Wal-Mart launches low-cost wireless plan; data still pricey

Despite the plethora of wireless plans already vying for our dollars, Wal-Mart launched a new plan that targets the low-to-middle-income families, its core customer base for the stores. Available only through T-Mobile, the Family Mobile service offers unlimited voice and text messaging for $45 a month for the first user. Additional lines will cost $25 total.

For a family of four, that’s $120 a month for unlimited voice and text messaging. That’s cheaper than what T-Mobile itself charges, and it’s significantly less than plans offered by other major carriers.

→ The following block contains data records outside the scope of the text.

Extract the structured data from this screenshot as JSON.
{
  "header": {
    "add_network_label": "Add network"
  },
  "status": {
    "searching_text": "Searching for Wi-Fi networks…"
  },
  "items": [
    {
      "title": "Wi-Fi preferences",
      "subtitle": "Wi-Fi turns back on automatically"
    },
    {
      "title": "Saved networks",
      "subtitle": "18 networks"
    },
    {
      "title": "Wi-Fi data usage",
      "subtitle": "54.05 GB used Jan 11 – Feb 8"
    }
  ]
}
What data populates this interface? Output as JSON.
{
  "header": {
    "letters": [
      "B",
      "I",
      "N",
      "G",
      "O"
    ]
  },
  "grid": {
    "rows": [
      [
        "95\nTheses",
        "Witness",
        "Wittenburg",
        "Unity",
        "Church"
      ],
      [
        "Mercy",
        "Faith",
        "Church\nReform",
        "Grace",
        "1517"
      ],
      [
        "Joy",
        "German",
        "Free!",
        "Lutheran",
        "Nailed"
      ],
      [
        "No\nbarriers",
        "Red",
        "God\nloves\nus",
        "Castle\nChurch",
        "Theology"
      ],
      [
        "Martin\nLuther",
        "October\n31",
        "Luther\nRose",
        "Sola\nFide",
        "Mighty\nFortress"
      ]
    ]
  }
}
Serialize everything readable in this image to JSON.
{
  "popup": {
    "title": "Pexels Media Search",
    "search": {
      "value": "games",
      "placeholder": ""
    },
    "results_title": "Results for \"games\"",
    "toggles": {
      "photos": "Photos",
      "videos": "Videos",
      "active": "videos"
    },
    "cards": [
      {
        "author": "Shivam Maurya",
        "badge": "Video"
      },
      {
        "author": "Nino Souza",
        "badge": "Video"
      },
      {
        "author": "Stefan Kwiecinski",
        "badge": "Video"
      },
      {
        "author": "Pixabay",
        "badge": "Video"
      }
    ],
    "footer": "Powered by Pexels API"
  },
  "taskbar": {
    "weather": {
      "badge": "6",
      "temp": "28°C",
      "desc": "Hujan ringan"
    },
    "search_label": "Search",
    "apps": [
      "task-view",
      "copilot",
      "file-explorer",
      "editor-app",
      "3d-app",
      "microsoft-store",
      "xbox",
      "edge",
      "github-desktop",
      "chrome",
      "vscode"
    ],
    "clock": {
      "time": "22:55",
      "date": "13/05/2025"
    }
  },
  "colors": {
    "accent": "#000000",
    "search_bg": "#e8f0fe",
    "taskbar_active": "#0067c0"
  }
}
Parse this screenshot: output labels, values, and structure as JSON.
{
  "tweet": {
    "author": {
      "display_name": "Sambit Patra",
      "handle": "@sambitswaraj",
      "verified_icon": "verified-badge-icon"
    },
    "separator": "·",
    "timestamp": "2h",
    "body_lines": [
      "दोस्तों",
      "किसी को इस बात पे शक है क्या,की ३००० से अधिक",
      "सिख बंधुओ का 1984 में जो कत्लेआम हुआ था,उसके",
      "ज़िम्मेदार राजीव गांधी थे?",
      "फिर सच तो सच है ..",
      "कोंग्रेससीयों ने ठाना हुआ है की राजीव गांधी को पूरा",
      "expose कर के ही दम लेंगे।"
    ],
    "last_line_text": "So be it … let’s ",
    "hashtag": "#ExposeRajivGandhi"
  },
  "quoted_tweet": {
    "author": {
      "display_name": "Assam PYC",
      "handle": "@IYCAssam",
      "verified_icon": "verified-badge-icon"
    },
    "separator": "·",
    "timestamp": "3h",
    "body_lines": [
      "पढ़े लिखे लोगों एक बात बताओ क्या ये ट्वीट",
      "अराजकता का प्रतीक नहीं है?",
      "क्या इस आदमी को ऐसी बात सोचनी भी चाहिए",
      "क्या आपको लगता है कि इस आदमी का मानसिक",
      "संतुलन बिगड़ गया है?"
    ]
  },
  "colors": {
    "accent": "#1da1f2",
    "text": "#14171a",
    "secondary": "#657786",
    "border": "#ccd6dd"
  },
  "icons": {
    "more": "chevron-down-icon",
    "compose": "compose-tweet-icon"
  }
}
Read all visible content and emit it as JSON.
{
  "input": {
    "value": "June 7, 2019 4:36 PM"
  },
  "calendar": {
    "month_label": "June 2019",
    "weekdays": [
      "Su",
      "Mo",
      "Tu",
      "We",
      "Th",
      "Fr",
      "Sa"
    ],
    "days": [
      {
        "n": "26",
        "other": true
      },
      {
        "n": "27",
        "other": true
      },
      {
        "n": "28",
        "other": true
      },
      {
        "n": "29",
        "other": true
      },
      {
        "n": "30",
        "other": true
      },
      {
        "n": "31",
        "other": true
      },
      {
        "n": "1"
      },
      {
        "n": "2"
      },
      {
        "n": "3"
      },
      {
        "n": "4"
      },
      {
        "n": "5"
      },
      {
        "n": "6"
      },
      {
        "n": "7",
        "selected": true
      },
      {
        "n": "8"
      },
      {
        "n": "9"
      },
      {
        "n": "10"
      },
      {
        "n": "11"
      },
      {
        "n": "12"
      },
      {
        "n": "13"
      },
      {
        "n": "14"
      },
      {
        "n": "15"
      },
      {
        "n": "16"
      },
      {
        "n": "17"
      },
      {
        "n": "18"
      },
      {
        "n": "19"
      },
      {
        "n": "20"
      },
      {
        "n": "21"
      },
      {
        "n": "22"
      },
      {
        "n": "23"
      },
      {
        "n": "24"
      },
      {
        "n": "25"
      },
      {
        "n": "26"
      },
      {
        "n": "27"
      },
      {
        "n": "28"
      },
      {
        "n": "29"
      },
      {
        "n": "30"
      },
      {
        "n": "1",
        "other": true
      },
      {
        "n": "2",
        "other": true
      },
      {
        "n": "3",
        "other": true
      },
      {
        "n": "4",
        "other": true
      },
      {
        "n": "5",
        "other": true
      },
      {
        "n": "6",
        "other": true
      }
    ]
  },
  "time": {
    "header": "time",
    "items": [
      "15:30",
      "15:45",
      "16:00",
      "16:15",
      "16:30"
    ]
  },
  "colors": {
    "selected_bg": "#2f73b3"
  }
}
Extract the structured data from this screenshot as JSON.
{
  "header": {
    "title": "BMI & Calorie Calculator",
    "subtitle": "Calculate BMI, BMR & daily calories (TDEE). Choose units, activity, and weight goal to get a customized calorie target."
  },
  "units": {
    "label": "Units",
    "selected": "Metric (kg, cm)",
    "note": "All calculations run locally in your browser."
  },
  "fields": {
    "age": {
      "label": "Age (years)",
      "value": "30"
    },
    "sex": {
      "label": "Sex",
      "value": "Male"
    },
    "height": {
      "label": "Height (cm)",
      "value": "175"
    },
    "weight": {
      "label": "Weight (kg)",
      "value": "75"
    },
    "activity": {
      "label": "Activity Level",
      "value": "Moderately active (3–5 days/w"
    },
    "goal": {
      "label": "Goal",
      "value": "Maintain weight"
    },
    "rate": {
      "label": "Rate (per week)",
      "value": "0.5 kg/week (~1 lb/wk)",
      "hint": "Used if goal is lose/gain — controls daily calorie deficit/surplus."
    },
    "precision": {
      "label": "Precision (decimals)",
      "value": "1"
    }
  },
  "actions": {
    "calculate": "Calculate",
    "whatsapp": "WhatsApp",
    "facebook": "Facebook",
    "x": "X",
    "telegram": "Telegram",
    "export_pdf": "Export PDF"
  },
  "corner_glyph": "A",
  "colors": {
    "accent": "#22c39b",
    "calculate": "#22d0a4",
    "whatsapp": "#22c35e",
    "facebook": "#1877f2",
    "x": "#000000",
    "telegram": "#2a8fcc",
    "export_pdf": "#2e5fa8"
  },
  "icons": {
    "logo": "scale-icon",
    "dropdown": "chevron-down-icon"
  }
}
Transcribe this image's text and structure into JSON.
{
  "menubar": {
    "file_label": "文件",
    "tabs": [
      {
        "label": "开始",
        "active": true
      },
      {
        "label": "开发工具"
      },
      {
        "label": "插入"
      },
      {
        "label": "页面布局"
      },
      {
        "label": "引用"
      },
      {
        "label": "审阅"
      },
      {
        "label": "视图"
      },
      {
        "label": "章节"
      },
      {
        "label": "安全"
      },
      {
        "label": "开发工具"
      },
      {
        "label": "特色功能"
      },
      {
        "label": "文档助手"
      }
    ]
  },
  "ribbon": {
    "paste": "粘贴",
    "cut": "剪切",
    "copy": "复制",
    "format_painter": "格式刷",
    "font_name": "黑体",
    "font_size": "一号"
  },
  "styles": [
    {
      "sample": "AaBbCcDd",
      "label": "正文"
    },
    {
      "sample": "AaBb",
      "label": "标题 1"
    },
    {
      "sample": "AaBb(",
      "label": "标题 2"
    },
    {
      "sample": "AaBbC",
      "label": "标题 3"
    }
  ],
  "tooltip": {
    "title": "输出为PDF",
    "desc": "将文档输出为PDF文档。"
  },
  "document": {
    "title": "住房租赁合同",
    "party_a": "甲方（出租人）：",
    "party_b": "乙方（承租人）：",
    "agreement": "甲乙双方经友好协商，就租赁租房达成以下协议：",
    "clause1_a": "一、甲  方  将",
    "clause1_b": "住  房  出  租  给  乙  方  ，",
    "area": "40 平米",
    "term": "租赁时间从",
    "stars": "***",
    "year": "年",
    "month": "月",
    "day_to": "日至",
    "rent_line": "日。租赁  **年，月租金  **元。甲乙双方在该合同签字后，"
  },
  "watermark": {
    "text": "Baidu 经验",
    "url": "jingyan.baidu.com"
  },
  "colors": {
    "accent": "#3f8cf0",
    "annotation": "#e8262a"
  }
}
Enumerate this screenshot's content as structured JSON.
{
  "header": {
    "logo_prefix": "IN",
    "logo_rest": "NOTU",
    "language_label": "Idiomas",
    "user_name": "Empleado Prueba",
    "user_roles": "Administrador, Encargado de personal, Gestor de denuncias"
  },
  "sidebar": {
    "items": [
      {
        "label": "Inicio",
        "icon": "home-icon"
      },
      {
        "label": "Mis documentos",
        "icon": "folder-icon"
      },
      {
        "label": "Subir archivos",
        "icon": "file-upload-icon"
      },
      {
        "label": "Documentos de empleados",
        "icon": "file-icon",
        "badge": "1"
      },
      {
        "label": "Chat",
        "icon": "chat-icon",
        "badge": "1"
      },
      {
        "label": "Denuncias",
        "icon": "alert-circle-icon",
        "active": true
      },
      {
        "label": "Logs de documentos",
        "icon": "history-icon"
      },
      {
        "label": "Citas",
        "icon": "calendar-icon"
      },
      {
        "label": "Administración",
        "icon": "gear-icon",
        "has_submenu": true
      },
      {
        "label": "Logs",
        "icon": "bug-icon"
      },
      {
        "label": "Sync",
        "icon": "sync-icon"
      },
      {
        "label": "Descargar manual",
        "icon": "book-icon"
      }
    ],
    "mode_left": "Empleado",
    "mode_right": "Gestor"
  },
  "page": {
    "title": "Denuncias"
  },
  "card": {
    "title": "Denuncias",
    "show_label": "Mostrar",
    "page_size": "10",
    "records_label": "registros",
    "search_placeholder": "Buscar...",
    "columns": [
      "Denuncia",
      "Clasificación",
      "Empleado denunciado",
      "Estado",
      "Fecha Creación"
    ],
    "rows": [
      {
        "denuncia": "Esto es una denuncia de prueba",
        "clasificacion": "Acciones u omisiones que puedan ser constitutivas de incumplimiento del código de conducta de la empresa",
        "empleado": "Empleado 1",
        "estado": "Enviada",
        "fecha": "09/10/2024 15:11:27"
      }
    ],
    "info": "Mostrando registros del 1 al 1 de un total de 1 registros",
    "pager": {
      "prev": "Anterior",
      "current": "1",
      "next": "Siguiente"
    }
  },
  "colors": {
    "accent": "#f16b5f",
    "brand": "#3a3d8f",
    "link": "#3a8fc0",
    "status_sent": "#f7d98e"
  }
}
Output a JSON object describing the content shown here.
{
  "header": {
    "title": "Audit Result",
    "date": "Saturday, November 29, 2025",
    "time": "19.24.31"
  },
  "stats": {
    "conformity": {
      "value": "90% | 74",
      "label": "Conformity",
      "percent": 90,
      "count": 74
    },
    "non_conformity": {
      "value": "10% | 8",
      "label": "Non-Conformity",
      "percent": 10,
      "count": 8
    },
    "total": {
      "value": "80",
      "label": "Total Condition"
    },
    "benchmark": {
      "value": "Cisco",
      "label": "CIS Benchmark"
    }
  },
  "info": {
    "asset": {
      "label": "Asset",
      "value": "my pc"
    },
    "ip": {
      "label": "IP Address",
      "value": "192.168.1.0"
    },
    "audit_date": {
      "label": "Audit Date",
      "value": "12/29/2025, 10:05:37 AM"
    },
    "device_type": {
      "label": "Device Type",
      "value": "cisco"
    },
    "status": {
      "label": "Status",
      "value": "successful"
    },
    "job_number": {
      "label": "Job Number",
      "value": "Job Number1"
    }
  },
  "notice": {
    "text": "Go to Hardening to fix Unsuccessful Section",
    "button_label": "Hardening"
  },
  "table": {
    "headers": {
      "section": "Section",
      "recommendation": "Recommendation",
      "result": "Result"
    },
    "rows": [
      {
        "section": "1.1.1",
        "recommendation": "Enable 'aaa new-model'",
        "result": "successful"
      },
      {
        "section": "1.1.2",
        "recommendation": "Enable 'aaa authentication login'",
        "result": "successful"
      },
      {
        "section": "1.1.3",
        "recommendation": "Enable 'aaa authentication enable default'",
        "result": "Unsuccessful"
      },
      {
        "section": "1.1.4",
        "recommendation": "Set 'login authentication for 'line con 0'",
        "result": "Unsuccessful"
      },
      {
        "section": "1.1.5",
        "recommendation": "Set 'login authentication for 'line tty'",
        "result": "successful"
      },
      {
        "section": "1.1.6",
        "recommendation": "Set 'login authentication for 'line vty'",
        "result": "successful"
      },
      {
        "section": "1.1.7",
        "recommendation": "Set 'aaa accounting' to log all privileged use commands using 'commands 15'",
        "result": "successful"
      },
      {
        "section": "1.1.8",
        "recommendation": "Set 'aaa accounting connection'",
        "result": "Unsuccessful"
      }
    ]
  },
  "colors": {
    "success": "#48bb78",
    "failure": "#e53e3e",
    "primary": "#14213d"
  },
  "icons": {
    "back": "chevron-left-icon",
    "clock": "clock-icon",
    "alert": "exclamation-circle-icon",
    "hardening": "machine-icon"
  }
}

Lowering voice costs is not a bad idea, exactly, since wireless plans can get pretty pricey, such as the $99.99 charged by AT&T and Verizon for unlimited nationwide voice and by Sprint for unlimited voice and data. If you are looking for a family plan, the numbers shoot up even higher.

This is not Wal-Mart’s first foray into affordable wireless pricing. The retail superstore offers Straight Talk from Verizon and Common Cents from Sprint Nextel on its shelves. Straight Talk is also $45 a month, but does not support extra lines or family plans.

The catch is when data is added to the mix. AT&T and Verizon have $149.99 plans that offer unlimited data and voice. Wal-Mart chose the prepaid route for Family Mobile accounts, offering a free preloaded 100MB of WebPak internet access package upon activation. The package is shared amongst all the lines on the account, and ununsed data can be rolled over into the next month. To get more, however, customers will have to buy additional WebPak cards at $40 a gigabyte. Ouch.

Customers can sign up for Family Mobile right inside Wal-Mart, and can pick a phone from various manufacturers, including Samsung, Motorola, and Nokia. Starting from $35, customers can also upgrade their phone at any time. That’s a far cry from the $160 or so consumers often shell out for a new phone and being restricted to when they can upgrade. We would like to see what the phone selection is like before jumping on board, though.